I have some trouble understanding how Function app is working ..

My environment is as follow : Python3.8, Blob Trigger, Cosumption Plan

I am creating an application which is trigger when an audio file is uploaded into a container. This audio file trigger an Azure function and run "Speech-To-Text" using Azure cognitive service (So my function is waiting for an answer from that service). I set up a "FUNCTIONS_WORKER_PROCESS_COUNT" at 5 in order to allow each of my function app instance to run several speech-to text analysis in parallel.

SO I uploaded 100 blob into my container to check my function behaviour, here is what I get :

Function app is triggered and start several servers (5 for 100 blobs) and then start processing 1 blob per server until it has been more than 30 minutes since I uploaded blob and then I get a Timeout.

But I was expecting this behaviour : Function app is triggered and start several servers. Each servers process 5 blobs in parallel and give me an answer in 15 to 20 minutes for all of my blobs !

So I don't get 2 things here. W

  • Why are my functions not processing 5 blobs per server instead of 1 blob per server ? (I set up "FUNCTIONS_WORKER_PROCESS_COUNT" at 5) ?
  • And my blobs seems to be processed as soon as they appear in the container instead of putting in a queue. And this behaviour is responsible of time out since they are waiting for quite a long time instead of being processed .. WHy ?

I hope I was clear .. Thank you for your help !

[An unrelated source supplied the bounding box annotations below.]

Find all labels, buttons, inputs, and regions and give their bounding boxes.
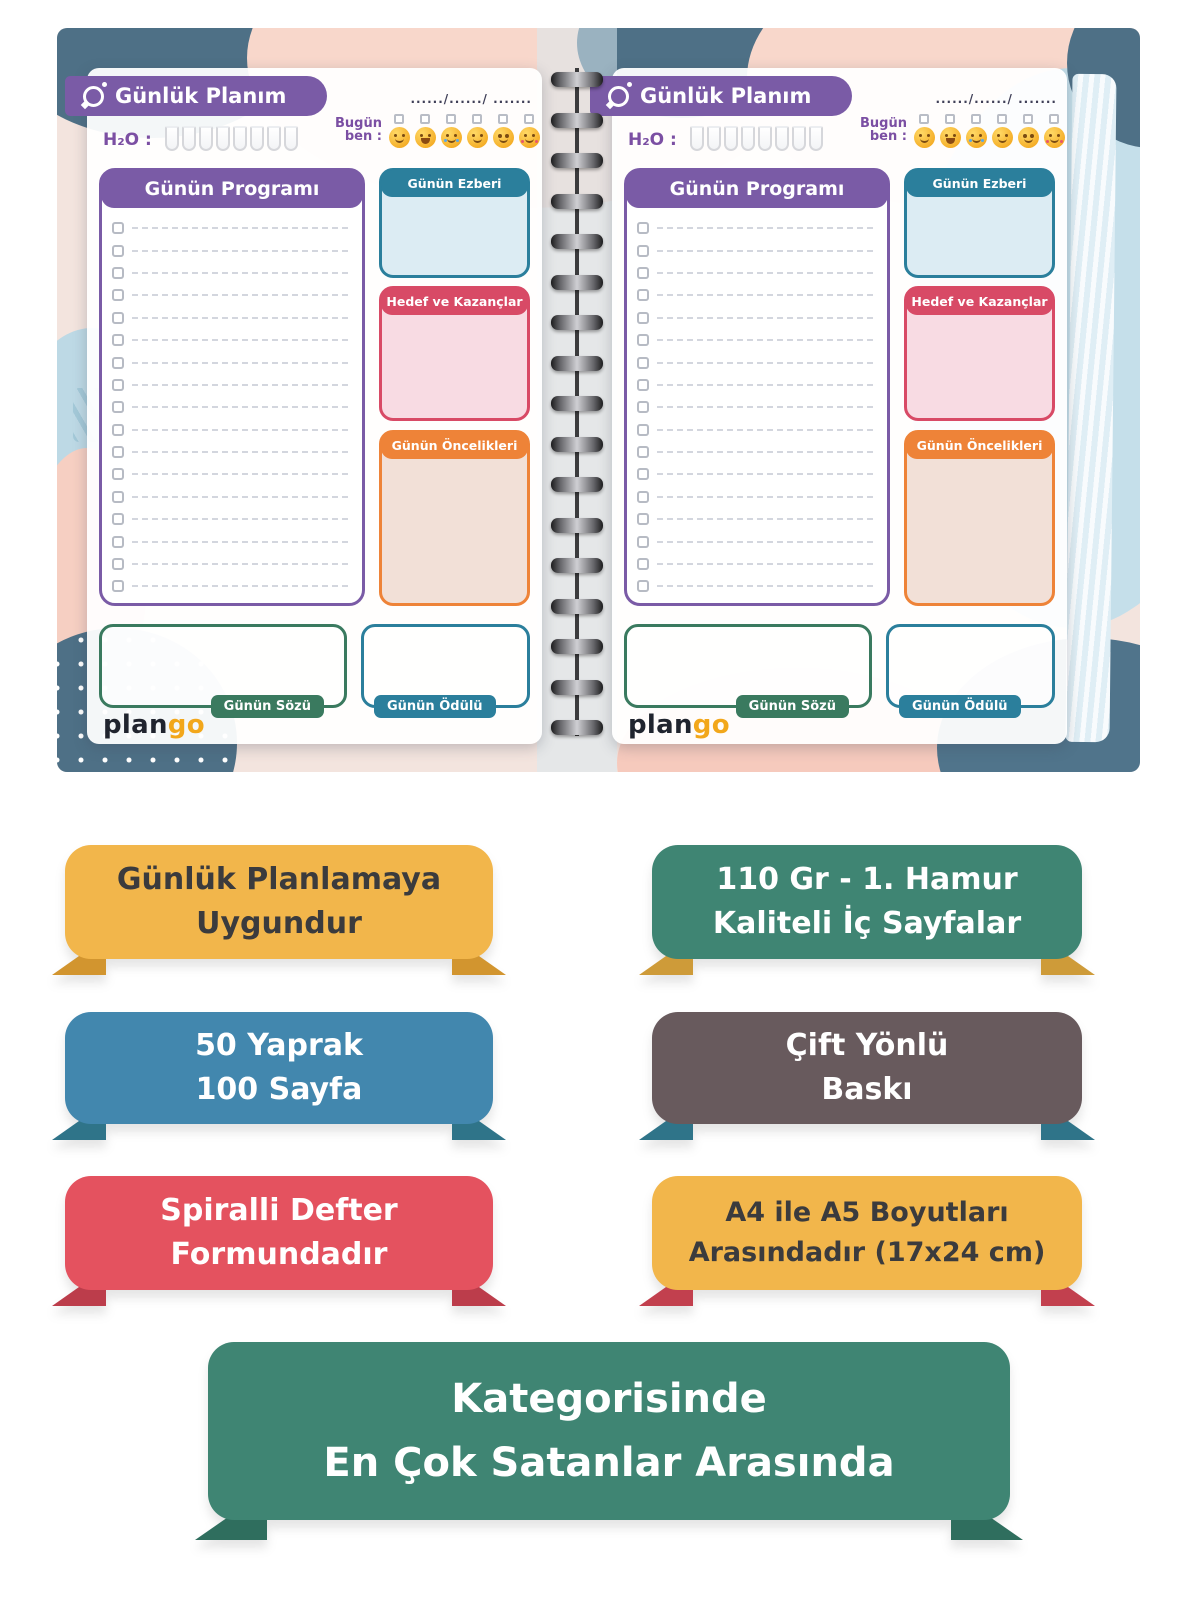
crying-face-icon: [441, 127, 462, 148]
mood-checkbox: [420, 114, 430, 124]
water-cup-icon: [707, 126, 721, 151]
task-row: [112, 284, 348, 306]
mood-checkbox: [524, 114, 534, 124]
quote-label: Günün Sözü: [211, 695, 324, 718]
task-line: [132, 541, 348, 543]
notebook-right-page: Günlük Planım ....../....../ ....... H₂O…: [612, 68, 1067, 744]
badge-line-1: 50 Yaprak: [195, 1026, 363, 1067]
task-checkbox: [637, 379, 649, 391]
page-title: Günlük Planım: [115, 84, 286, 108]
task-checkbox: [637, 312, 649, 324]
task-row: [637, 217, 873, 239]
task-checkbox: [112, 424, 124, 436]
task-checkbox: [112, 334, 124, 346]
task-checkbox: [637, 424, 649, 436]
hearts-face-icon: [1044, 127, 1065, 148]
task-line: [657, 563, 873, 565]
spiral-coil-icon: [551, 72, 603, 87]
badge-line-2: Baskı: [821, 1070, 912, 1111]
mood-item: [992, 114, 1013, 148]
priorities-box: Günün Öncelikleri: [904, 430, 1055, 606]
mood-item: [467, 114, 488, 148]
plango-logo: plango: [628, 710, 730, 740]
task-row: [112, 262, 348, 284]
page-edges: [1066, 74, 1117, 742]
task-line: [132, 429, 348, 431]
spiral-coil-icon: [551, 518, 603, 533]
mood-item: [441, 114, 462, 148]
mood-checkbox: [472, 114, 482, 124]
goals-title: Hedef ve Kazançlar: [906, 288, 1053, 315]
spiral-coil-icon: [551, 194, 603, 209]
badge-line-2: Arasındadır (17x24 cm): [689, 1235, 1046, 1271]
plango-mark-icon: [83, 86, 104, 107]
task-row: [637, 486, 873, 508]
task-checkbox: [637, 222, 649, 234]
mood-item: [519, 114, 540, 148]
water-cup-icon: [792, 126, 806, 151]
smiling-face-icon: [389, 127, 410, 148]
task-line: [657, 585, 873, 587]
task-checkbox: [112, 558, 124, 570]
task-line: [657, 451, 873, 453]
page-title-banner: Günlük Planım: [65, 76, 327, 116]
mood-item: [415, 114, 436, 148]
task-line: [657, 272, 873, 274]
task-row: [637, 396, 873, 418]
task-checkbox: [637, 580, 649, 592]
water-cup-icon: [758, 126, 772, 151]
goals-box: Hedef ve Kazançlar: [904, 286, 1055, 421]
quote-label: Günün Sözü: [736, 695, 849, 718]
task-checkbox: [637, 401, 649, 413]
water-tracker-label: H₂O :: [628, 130, 677, 150]
task-row: [112, 307, 348, 329]
task-line: [657, 496, 873, 498]
water-cup-icon: [809, 126, 823, 151]
water-tracker: [690, 126, 823, 151]
task-line: [657, 250, 873, 252]
logo-go: go: [168, 710, 205, 740]
mood-tracker: Bugün ben :: [335, 114, 540, 148]
task-row: [112, 217, 348, 239]
task-line: [132, 272, 348, 274]
task-line: [657, 473, 873, 475]
mood-faces: [389, 114, 540, 148]
task-checkbox: [112, 513, 124, 525]
task-row: [112, 374, 348, 396]
water-tracker: [165, 126, 298, 151]
task-checkbox: [637, 245, 649, 257]
feature-badge-double-sided: Çift Yönlü Baskı: [652, 1012, 1082, 1124]
mood-item: [493, 114, 514, 148]
product-showcase: { "cover": { "page": { "header": { "titl…: [0, 0, 1199, 1609]
task-row: [112, 329, 348, 351]
spiral-coil-icon: [551, 720, 603, 735]
task-checkbox: [112, 289, 124, 301]
task-checkbox: [112, 267, 124, 279]
badge-line-2: Kaliteli İç Sayfalar: [713, 904, 1021, 945]
task-checkbox: [112, 580, 124, 592]
priorities-title: Günün Öncelikleri: [381, 432, 528, 459]
notebook-left-page: Günlük Planım ....../....../ ....... H₂O…: [87, 68, 542, 744]
task-line: [132, 473, 348, 475]
mood-item: [940, 114, 961, 148]
mood-item: [914, 114, 935, 148]
task-row: [637, 262, 873, 284]
task-checkbox: [112, 357, 124, 369]
mood-checkbox: [394, 114, 404, 124]
task-line: [657, 294, 873, 296]
task-checkbox: [112, 536, 124, 548]
date-line: ....../....../ .......: [410, 92, 532, 106]
task-checkbox: [112, 245, 124, 257]
task-row: [112, 351, 348, 373]
water-cup-icon: [182, 126, 196, 151]
plango-mark-icon: [608, 86, 629, 107]
task-line: [657, 518, 873, 520]
task-line: [657, 362, 873, 364]
task-row: [637, 419, 873, 441]
task-row: [637, 553, 873, 575]
task-checkbox: [637, 468, 649, 480]
task-checkbox: [112, 401, 124, 413]
task-row: [637, 307, 873, 329]
page-title-banner: Günlük Planım: [590, 76, 852, 116]
smiling-face-icon: [914, 127, 935, 148]
task-line: [132, 563, 348, 565]
priorities-box: Günün Öncelikleri: [379, 430, 530, 606]
task-checkbox: [112, 222, 124, 234]
laughing-face-icon: [940, 127, 961, 148]
task-checkbox: [637, 536, 649, 548]
mood-item: [1018, 114, 1039, 148]
mood-label-line2: ben :: [335, 130, 382, 143]
badge-line-2: Formundadır: [171, 1235, 388, 1276]
planner-page: Günlük Planım ....../....../ ....... H₂O…: [87, 68, 542, 744]
program-title: Günün Programı: [626, 170, 888, 208]
task-row: [112, 553, 348, 575]
task-line: [132, 518, 348, 520]
badge-body: Spiralli Defter Formundadır: [65, 1176, 493, 1290]
mood-faces: [914, 114, 1065, 148]
task-line: [657, 317, 873, 319]
hearts-face-icon: [519, 127, 540, 148]
program-title: Günün Programı: [101, 170, 363, 208]
water-cup-icon: [724, 126, 738, 151]
task-row: [112, 441, 348, 463]
task-line: [132, 362, 348, 364]
badge-body: 110 Gr - 1. Hamur Kaliteli İç Sayfalar: [652, 845, 1082, 959]
task-line: [657, 384, 873, 386]
task-checkbox: [637, 513, 649, 525]
task-row: [637, 374, 873, 396]
planner-page: Günlük Planım ....../....../ ....... H₂O…: [612, 68, 1067, 744]
water-tracker-label: H₂O :: [103, 130, 152, 150]
task-line: [132, 585, 348, 587]
task-line: [132, 294, 348, 296]
feature-badge-spiral-form: Spiralli Defter Formundadır: [65, 1176, 493, 1290]
mood-checkbox: [498, 114, 508, 124]
mood-checkbox: [1049, 114, 1059, 124]
badge-body: Kategorisinde En Çok Satanlar Arasında: [208, 1342, 1010, 1520]
task-row: [637, 351, 873, 373]
spiral-coil-icon: [551, 315, 603, 330]
laughing-face-icon: [415, 127, 436, 148]
reward-label: Günün Ödülü: [374, 695, 496, 718]
badge-line-1: A4 ile A5 Boyutları: [725, 1195, 1008, 1231]
page-title: Günlük Planım: [640, 84, 811, 108]
reward-box: Günün Ödülü: [361, 624, 530, 708]
memorize-title: Günün Ezberi: [906, 170, 1053, 197]
badge-body: 50 Yaprak 100 Sayfa: [65, 1012, 493, 1124]
feature-badge-daily-planning: Günlük Planlamaya Uygundur: [65, 845, 493, 959]
task-row: [637, 575, 873, 597]
mood-label: Bugün ben :: [335, 117, 382, 148]
task-row: [637, 441, 873, 463]
cover-image: Günlük Planım ....../....../ ....... H₂O…: [57, 28, 1140, 772]
memorize-box: Günün Ezberi: [904, 168, 1055, 278]
badge-line-2: Uygundur: [196, 904, 362, 945]
task-line: [657, 406, 873, 408]
task-line: [132, 227, 348, 229]
mood-checkbox: [446, 114, 456, 124]
spiral-coil-icon: [551, 113, 603, 128]
spiral-coil-icon: [551, 356, 603, 371]
task-line: [657, 339, 873, 341]
feature-badge-paper-quality: 110 Gr - 1. Hamur Kaliteli İç Sayfalar: [652, 845, 1082, 959]
logo-plan: plan: [628, 710, 693, 740]
mood-label: Bugün ben :: [860, 117, 907, 148]
reward-box: Günün Ödülü: [886, 624, 1055, 708]
badge-body: Günlük Planlamaya Uygundur: [65, 845, 493, 959]
memorize-title: Günün Ezberi: [381, 170, 528, 197]
task-row: [637, 530, 873, 552]
task-row: [637, 463, 873, 485]
spiral-coil-icon: [551, 599, 603, 614]
task-line: [657, 541, 873, 543]
badge-body: A4 ile A5 Boyutları Arasındadır (17x24 c…: [652, 1176, 1082, 1290]
badge-line-1: 110 Gr - 1. Hamur: [716, 860, 1017, 901]
task-line: [657, 429, 873, 431]
spiral-coil-icon: [551, 437, 603, 452]
task-row: [112, 463, 348, 485]
task-checkbox: [637, 334, 649, 346]
task-line: [132, 384, 348, 386]
task-checkbox: [112, 446, 124, 458]
goals-box: Hedef ve Kazançlar: [379, 286, 530, 421]
task-line: [132, 250, 348, 252]
memorize-box: Günün Ezberi: [379, 168, 530, 278]
spiral-coil-icon: [551, 396, 603, 411]
mood-checkbox: [997, 114, 1007, 124]
water-cup-icon: [775, 126, 789, 151]
badge-line-1: Spiralli Defter: [160, 1191, 397, 1232]
task-checkbox: [637, 267, 649, 279]
water-cup-icon: [250, 126, 264, 151]
badge-line-1: Çift Yönlü: [786, 1026, 949, 1067]
logo-plan: plan: [103, 710, 168, 740]
badge-body: Çift Yönlü Baskı: [652, 1012, 1082, 1124]
task-row: [112, 486, 348, 508]
badge-line-1: Günlük Planlamaya: [117, 860, 441, 901]
task-row: [637, 239, 873, 261]
badge-line-2: En Çok Satanlar Arasında: [323, 1433, 894, 1493]
spiral-coil-icon: [551, 680, 603, 695]
mood-checkbox: [945, 114, 955, 124]
spiral-coil-icon: [551, 639, 603, 654]
plango-logo: plango: [103, 710, 205, 740]
water-cup-icon: [284, 126, 298, 151]
water-cup-icon: [199, 126, 213, 151]
task-checkbox: [637, 446, 649, 458]
pleading-face-icon: [493, 127, 514, 148]
task-row: [637, 284, 873, 306]
task-checkbox: [112, 491, 124, 503]
priorities-title: Günün Öncelikleri: [906, 432, 1053, 459]
task-row: [112, 239, 348, 261]
task-checkbox: [637, 357, 649, 369]
task-line: [657, 227, 873, 229]
smiling-face-icon: [467, 127, 488, 148]
mood-item: [389, 114, 410, 148]
task-row: [112, 396, 348, 418]
feature-badge-bestseller: Kategorisinde En Çok Satanlar Arasında: [208, 1342, 1010, 1520]
mood-checkbox: [919, 114, 929, 124]
task-row: [112, 530, 348, 552]
water-cup-icon: [233, 126, 247, 151]
mood-checkbox: [971, 114, 981, 124]
pleading-face-icon: [1018, 127, 1039, 148]
feature-badge-size-17x24: A4 ile A5 Boyutları Arasındadır (17x24 c…: [652, 1176, 1082, 1290]
mood-label-line2: ben :: [860, 130, 907, 143]
mood-tracker: Bugün ben :: [860, 114, 1065, 148]
spiral-coil-icon: [551, 558, 603, 573]
spiral-coil-icon: [551, 275, 603, 290]
task-line: [132, 406, 348, 408]
task-checkbox: [112, 312, 124, 324]
task-checkbox: [112, 379, 124, 391]
task-row: [112, 575, 348, 597]
task-line: [132, 317, 348, 319]
smiling-face-icon: [992, 127, 1013, 148]
task-line: [132, 496, 348, 498]
spiral-coil-icon: [551, 153, 603, 168]
task-row: [637, 508, 873, 530]
program-box: Günün Programı: [624, 168, 890, 606]
program-checklist: [627, 207, 887, 598]
task-line: [132, 339, 348, 341]
crying-face-icon: [966, 127, 987, 148]
goals-title: Hedef ve Kazançlar: [381, 288, 528, 315]
quote-box: Günün Sözü: [624, 624, 872, 708]
spiral-coil-icon: [551, 477, 603, 492]
reward-label: Günün Ödülü: [899, 695, 1021, 718]
program-box: Günün Programı: [99, 168, 365, 606]
water-cup-icon: [741, 126, 755, 151]
mood-checkbox: [1023, 114, 1033, 124]
date-line: ....../....../ .......: [935, 92, 1057, 106]
water-cup-icon: [165, 126, 179, 151]
spiral-coil-icon: [551, 234, 603, 249]
task-row: [112, 508, 348, 530]
task-row: [637, 329, 873, 351]
program-checklist: [102, 207, 362, 598]
task-checkbox: [112, 468, 124, 480]
task-checkbox: [637, 558, 649, 570]
feature-badge-page-count: 50 Yaprak 100 Sayfa: [65, 1012, 493, 1124]
water-cup-icon: [690, 126, 704, 151]
task-row: [112, 419, 348, 441]
mood-item: [966, 114, 987, 148]
mood-item: [1044, 114, 1065, 148]
quote-box: Günün Sözü: [99, 624, 347, 708]
badge-line-1: Kategorisinde: [451, 1369, 767, 1429]
task-line: [132, 451, 348, 453]
badge-line-2: 100 Sayfa: [196, 1070, 363, 1111]
water-cup-icon: [216, 126, 230, 151]
water-cup-icon: [267, 126, 281, 151]
task-checkbox: [637, 289, 649, 301]
logo-go: go: [693, 710, 730, 740]
task-checkbox: [637, 491, 649, 503]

EDIT : I just added 100 blobs to see how function app is reacting, and my freshly uploaded blobs are being processed before the ones that I uploaded at the begining.

1

1 Answers

1
votes

1. For your first question:

As far as my understanding, Python is a single-threaded runtime.

Because Python is a single-threaded runtime, a host instance for Python can process only one function invocation at a time. For applications that process a large number of I/O events and/or is I/O bound, you can improve performance significantly by running functions asynchronously.

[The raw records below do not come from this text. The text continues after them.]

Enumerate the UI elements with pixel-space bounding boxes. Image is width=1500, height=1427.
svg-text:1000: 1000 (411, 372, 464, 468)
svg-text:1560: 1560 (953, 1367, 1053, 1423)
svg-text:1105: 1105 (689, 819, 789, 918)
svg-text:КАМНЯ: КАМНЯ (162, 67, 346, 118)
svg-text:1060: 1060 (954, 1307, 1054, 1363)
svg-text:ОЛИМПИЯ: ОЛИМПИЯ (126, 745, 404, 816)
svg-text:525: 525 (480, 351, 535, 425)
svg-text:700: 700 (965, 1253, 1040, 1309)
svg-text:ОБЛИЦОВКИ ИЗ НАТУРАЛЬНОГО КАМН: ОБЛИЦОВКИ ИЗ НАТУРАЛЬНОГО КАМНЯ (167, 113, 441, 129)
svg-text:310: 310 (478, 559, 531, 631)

And it is right that the FUNCTIONS_WORKER_PROCESS_COUNT makes you run 5 blob triggered functions per host, but it would run one by one if you are using the same resource, which means even you could run 5 process at the same time, if the first process is running your function, the second process (run the same function) would waiting; if your first process is waiting for the data come in, the second process would running first.

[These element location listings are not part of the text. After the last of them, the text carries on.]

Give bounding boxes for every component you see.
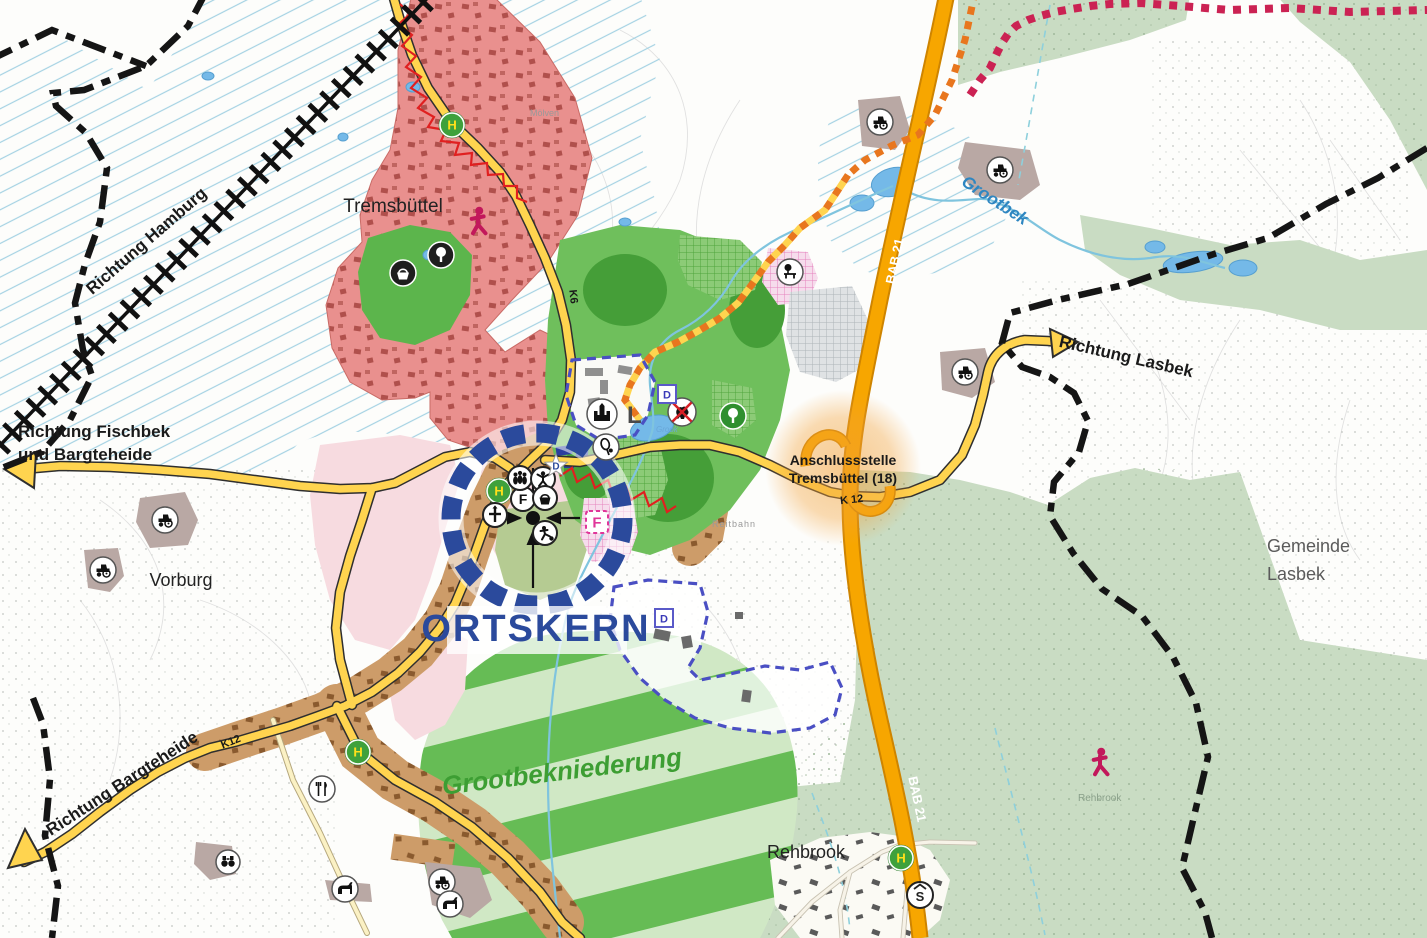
castle-l-label: L [627,402,642,429]
d-square-marker: D [655,609,673,627]
label-gemeinde-lasbek-1: Gemeinde [1267,536,1350,556]
binoculars-icon [216,850,240,874]
svg-text:H: H [447,118,456,133]
map-canvas: ORTSKERN H H H H S F [0,0,1427,938]
label-richtung-fischbek-2: und Bargteheide [18,445,152,464]
svg-text:D: D [660,614,668,626]
d-square-marker: D [658,385,676,403]
tractor-icon [152,507,178,533]
label-rehbrook-forest: Rehbrook [1078,793,1122,804]
bus-stop-icon: H [888,845,914,871]
horse-icon [332,876,358,902]
label-richtung-fischbek-1: Richtung Fischbek [18,422,171,441]
tractor-icon [952,359,978,385]
svg-text:H: H [494,484,503,499]
svg-text:S: S [916,889,925,904]
label-grook: Grook [656,425,679,434]
church-cross-icon [483,503,507,527]
svg-text:H: H [353,745,362,760]
bus-stop-icon: H [345,739,371,765]
tractor-icon [90,557,116,583]
map-stage: ORTSKERN H H H H S F [0,0,1427,938]
crowd-icon [508,466,532,490]
tree-icon [720,403,746,429]
horse-icon [437,891,463,917]
label-reitbahn: Reitbahn [712,519,756,529]
bus-stop-icon: H [439,112,465,138]
label-tremsbuettel: Tremsbüttel [343,196,443,217]
soccer-icon [533,521,557,545]
f-area-marker: F [586,511,608,533]
tractor-icon [867,109,893,135]
tree-icon [428,242,454,268]
label-vorburg: Vorburg [149,570,212,590]
school-icon: S [907,882,933,908]
svg-text:D: D [552,462,559,473]
castle-icon [587,399,617,429]
label-k6: K6 [566,289,579,304]
interchange-glow [765,390,921,546]
tennis-icon [593,434,619,460]
basket-icon [533,486,557,510]
label-k12-east: K 12 [839,493,863,507]
svg-text:D: D [663,390,671,402]
svg-text:F: F [592,515,601,532]
label-moelven: Mölven [530,108,559,118]
tractor-icon [987,157,1013,183]
label-rehbrook: Rehbrook [767,842,846,862]
restaurant-icon [309,776,335,802]
basket-icon [390,260,416,286]
rest-area-icon [777,259,803,285]
svg-text:F: F [519,491,528,507]
label-gemeinde-lasbek-2: Lasbek [1267,564,1326,584]
label-anschlussstelle-2: Tremsbüttel (18) [789,470,897,486]
svg-text:H: H [896,851,905,866]
ortskern-label: ORTSKERN [421,608,650,650]
label-anschlussstelle-1: Anschlussstelle [790,452,897,468]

Here is an article how FUNCTIONS_WORKER_PROCESS_COUNT works.

And you can check how many worker instances you are using. If you have 100 blobs to trigger your function and 5 worker process set per worker instance, it should starts 20 instances for consuming the request. (Welcome to correct me if I'm wrong.)


2. For your second question:

The Blob storage trigger starts a function when a new or updated blob is detected.

That's how blob triggered function works.